25.06.2020 | Original Contributions | Ausgabe 11/2020
Prevalence of Endoscopic Findings Before Bariatric Surgery and Their Influence on the Selection of the Surgical Technique
- Soledad García-Gómez-Heras, Alejandro Garcia, Lorea Zubiaga, Pedro Artuñedo, Carlos Ferrigni, Manuel Duran, Jaime Ruiz-Tovar
Roux-en-Y gastric bypass (RYGB) and sleeve gastrectomy (SG) are the two most popular procedures performed. The decision of which technique is most appropriate depends on the surgeon’s preferences and experience. However, several factors strongly influence the decision of the procedure performed, including gastrointestinal disorders or asymptomatic upper gastrointestinal endoscopy (UGE) findings.
This study aimed to describe the pathological endoscopic findings in morbidly obese patients undergoing preoperative routine UGE.
Materials and Methods
A retrospective review of a prospectively collected database of all UGEs performed before bariatric surgery was performed. UGE was routinely performed to all the patients as part of the preoperative evaluation protocol.
A total of 790 patients were included. Surgical technique included 610 (77.2%) RYGB and 180 (22.8%) SG. Twenty-one asymptomatic patients presented esophagitis at UGE. In only seven patients (0.89%), the endoscopic findings of esophagitis had changed the initial surgical decision.
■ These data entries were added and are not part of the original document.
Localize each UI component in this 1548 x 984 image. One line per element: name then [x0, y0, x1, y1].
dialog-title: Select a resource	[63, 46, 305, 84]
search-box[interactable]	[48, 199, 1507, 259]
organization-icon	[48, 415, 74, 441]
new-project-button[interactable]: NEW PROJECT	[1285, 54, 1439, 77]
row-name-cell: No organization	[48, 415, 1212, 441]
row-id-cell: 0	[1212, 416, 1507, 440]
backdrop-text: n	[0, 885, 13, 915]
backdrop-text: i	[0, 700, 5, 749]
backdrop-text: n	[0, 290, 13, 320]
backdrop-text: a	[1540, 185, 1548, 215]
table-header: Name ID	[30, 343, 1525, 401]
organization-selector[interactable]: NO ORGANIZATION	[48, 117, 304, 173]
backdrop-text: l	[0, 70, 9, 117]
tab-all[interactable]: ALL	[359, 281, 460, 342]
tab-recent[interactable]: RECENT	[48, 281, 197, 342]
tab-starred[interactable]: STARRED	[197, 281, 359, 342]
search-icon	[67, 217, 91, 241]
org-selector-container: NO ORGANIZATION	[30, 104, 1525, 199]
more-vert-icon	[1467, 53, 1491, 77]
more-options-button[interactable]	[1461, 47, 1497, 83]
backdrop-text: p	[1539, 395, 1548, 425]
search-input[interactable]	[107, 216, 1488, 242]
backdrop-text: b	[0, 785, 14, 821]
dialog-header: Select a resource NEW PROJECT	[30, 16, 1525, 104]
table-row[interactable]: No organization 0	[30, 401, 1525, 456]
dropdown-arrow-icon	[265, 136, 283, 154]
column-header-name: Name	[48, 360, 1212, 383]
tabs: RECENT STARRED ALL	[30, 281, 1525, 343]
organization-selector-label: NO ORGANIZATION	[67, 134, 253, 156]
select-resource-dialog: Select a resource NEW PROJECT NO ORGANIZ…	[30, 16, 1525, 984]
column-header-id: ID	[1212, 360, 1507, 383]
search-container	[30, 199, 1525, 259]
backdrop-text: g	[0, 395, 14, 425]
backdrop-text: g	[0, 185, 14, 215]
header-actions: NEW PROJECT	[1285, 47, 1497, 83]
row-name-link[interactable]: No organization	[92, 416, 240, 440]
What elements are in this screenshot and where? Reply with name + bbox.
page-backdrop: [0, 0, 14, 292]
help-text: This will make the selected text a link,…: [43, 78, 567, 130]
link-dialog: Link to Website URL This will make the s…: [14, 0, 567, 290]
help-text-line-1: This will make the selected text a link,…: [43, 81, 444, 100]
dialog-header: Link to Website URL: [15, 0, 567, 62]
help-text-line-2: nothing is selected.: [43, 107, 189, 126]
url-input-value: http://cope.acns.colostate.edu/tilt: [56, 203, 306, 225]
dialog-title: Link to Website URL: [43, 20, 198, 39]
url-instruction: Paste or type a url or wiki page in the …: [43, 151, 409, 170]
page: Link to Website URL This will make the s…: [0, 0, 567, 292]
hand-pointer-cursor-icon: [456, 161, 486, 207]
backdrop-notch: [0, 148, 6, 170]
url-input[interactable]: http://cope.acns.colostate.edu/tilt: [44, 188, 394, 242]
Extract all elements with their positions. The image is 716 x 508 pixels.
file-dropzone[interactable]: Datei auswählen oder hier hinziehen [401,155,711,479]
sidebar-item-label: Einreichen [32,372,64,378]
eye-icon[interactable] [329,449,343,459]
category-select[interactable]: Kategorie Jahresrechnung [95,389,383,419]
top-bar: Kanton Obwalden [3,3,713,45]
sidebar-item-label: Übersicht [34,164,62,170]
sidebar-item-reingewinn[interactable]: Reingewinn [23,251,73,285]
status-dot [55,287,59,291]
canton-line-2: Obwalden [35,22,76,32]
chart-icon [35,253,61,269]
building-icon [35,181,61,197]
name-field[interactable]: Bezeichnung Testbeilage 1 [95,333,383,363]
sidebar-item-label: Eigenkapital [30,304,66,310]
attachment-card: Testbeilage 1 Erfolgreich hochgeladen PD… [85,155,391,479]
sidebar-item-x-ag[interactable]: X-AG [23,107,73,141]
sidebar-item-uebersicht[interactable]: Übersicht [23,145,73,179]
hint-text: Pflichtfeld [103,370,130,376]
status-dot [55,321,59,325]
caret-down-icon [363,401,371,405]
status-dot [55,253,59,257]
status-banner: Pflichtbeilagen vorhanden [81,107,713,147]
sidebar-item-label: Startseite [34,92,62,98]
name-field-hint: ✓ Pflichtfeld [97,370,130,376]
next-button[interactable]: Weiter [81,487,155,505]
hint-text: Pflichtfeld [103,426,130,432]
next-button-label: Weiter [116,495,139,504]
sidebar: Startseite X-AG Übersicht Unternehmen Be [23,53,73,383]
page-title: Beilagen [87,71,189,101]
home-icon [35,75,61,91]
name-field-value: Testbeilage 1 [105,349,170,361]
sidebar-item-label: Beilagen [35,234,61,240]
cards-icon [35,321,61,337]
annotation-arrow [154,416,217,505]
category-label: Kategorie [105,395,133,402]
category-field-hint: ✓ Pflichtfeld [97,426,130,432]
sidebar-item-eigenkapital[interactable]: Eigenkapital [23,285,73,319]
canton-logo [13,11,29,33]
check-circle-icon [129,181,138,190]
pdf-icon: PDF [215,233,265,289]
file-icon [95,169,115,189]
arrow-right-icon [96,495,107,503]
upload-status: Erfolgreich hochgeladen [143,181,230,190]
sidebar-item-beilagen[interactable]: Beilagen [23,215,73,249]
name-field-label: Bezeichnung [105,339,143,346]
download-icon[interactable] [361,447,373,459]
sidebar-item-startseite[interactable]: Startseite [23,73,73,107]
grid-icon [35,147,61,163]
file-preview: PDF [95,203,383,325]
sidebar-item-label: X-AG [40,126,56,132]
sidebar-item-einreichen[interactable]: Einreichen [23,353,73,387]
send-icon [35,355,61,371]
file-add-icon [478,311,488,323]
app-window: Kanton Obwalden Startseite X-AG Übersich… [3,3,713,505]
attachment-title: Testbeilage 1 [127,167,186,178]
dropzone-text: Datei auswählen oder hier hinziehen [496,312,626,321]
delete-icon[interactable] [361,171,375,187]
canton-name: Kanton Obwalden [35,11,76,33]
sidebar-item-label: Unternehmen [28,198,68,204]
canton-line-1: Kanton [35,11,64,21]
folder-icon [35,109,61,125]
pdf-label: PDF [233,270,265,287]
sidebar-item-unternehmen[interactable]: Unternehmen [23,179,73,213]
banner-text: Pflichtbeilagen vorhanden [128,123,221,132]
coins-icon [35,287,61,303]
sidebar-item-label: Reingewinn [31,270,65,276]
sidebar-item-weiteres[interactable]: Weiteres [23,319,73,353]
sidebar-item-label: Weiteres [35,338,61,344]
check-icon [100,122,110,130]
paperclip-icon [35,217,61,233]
The presence of ulcers or adenomatous or incompletely resected polyps was an indication for SG, to assure future endoscopic access in case it is needed. In 25 patients (3.17%), the initial operation would have been changed based on UGE findings.
Preoperative UGE allows the diagnosis of asymptomatic esophagitis related to gastroesophageal reflux disease and the identification of asymptomatic polyps and ulcers, with the potential ability for malignant transformation. In up to 3.17% of the cases, the endoscopic findings changed the operative strategy. As the complication rate associated with the procedure is low, we recommend the routine performance of preoperative UGE before bariatric surgery.